Un ampliamento delle prospettive di influenza, che si affiancherebbero, dunque, a quelle poste in essere da Astana e da Ginevra. Sul tema, Formiche.net ha chiesto un parere a Eugenio Dacrema, associate research fellow dell’Ispi: “Il mio parere è che si sta esaurendo la spinta propulsiva di quella che era la piattaforma di Astana, che un po’ ha gestito la guerra fino ad oggi. Si apre, in questo modo, una nuova stagione in cui ci si focalizza su due cose principalmente: il primo è il ritorno o il non ritorno dei profughi, il secondo è quello della ricostruzione. Per entrambe le questioni, il triumvirato di Astana non può rimanere tale, deve perciò allargarsi ad altri attori”.

È per questa ragione comprensibile che con la battaglia di Idlib alle porte, la soluzione ai sette lunghi anni di guerra comprenda scenari e possibilità nuove, che si affacciano adesso su uno scenario compromesso e bisognoso di un supporto pratico ed economico. Dacrema continua: “Entrano in gioco due fronti diversi: da una parte la ricerca di attori terzi, non occidentali, come per esempio la Cina. Una soluzione che però, pur piacendoad Assad, non convince la Russia, che non vuole vedere messo in discussione il proprio ascendente sul Paese, attraverso un altro attore forte. Dall’altra parte, poi, c’è la soluzione che piace di più a Mosca, e cioè quella di allacciare un legame con gli europei, i quali accettando finalmente il fatto che Assad rimanga al potere, contribuirebbero finanziariamente alla ricostruzione”.

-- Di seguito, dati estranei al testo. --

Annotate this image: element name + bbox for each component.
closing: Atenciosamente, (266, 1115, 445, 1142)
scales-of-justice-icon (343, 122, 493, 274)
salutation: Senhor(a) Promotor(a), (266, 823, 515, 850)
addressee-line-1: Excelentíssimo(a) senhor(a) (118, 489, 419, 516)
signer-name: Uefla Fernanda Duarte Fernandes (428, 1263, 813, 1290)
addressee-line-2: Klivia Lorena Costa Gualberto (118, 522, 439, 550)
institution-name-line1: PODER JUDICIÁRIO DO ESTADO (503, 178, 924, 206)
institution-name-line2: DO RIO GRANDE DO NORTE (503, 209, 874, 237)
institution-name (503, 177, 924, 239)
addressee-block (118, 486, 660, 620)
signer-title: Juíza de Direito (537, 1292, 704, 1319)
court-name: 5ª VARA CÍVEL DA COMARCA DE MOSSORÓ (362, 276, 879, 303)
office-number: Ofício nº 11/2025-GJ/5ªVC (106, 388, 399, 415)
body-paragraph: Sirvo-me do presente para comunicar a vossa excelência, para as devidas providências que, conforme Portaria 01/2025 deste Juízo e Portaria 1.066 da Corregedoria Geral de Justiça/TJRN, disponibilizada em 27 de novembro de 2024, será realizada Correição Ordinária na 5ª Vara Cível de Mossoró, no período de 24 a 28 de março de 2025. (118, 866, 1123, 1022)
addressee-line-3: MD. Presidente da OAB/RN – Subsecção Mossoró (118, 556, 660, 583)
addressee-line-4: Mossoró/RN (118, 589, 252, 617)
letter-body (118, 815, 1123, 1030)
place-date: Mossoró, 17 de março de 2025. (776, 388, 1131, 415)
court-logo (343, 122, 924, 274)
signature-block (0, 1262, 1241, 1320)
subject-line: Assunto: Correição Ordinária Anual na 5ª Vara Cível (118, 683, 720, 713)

La cosa che salta all’occhio, inoltre, è che nonostante la crescente attenzione italiana al versante Mediorientale (vedi Libia e Libano), quest’ultima non sia citata tra gli invitati all’incontro preliminare. L’esperto però aggiunge: “Anche se non vi è l’Italia, questo evento è comunque inquadrabile, secondo il mio parere, come un primo segnale invitando i due Stati maggiormente coinvolti sia da un punto di vista del problema dei profughi siriani, come la Germania, sia per le potenzialità economiche economiche”.

Un giro di boa, in definitiva, che “da un lato vede l’Ue, che per una serie di ragioni, anche istituzionali, decide di non intervenire fino a quando non ci siano degli effettivi e concreti passi verso un processo politico. Dall’altro, però, vede l’Europa con i suoi singoli stati membri”, afferma Dacrema. Roma resterebbe dietro l’angolo, attenta e concentrata, pronta ad entrare nella partita: “Mi è chiaro, anche da fonti provenienti direttamente da Damasco, che altri Paesi, tra cui l’Italia, si stiano informando sui tipi di canale da intraprendere per partecipare alla ricostruzione. Non ho, quindi, dubbio alcuno che l’Italia, anche attraverso l’influenza che esercita nel vicino Libano e a Tripoli, contribuirà al processo di ricostruzione e stabilizzazione siriano”, ha concluso l’analista dell’Ispi.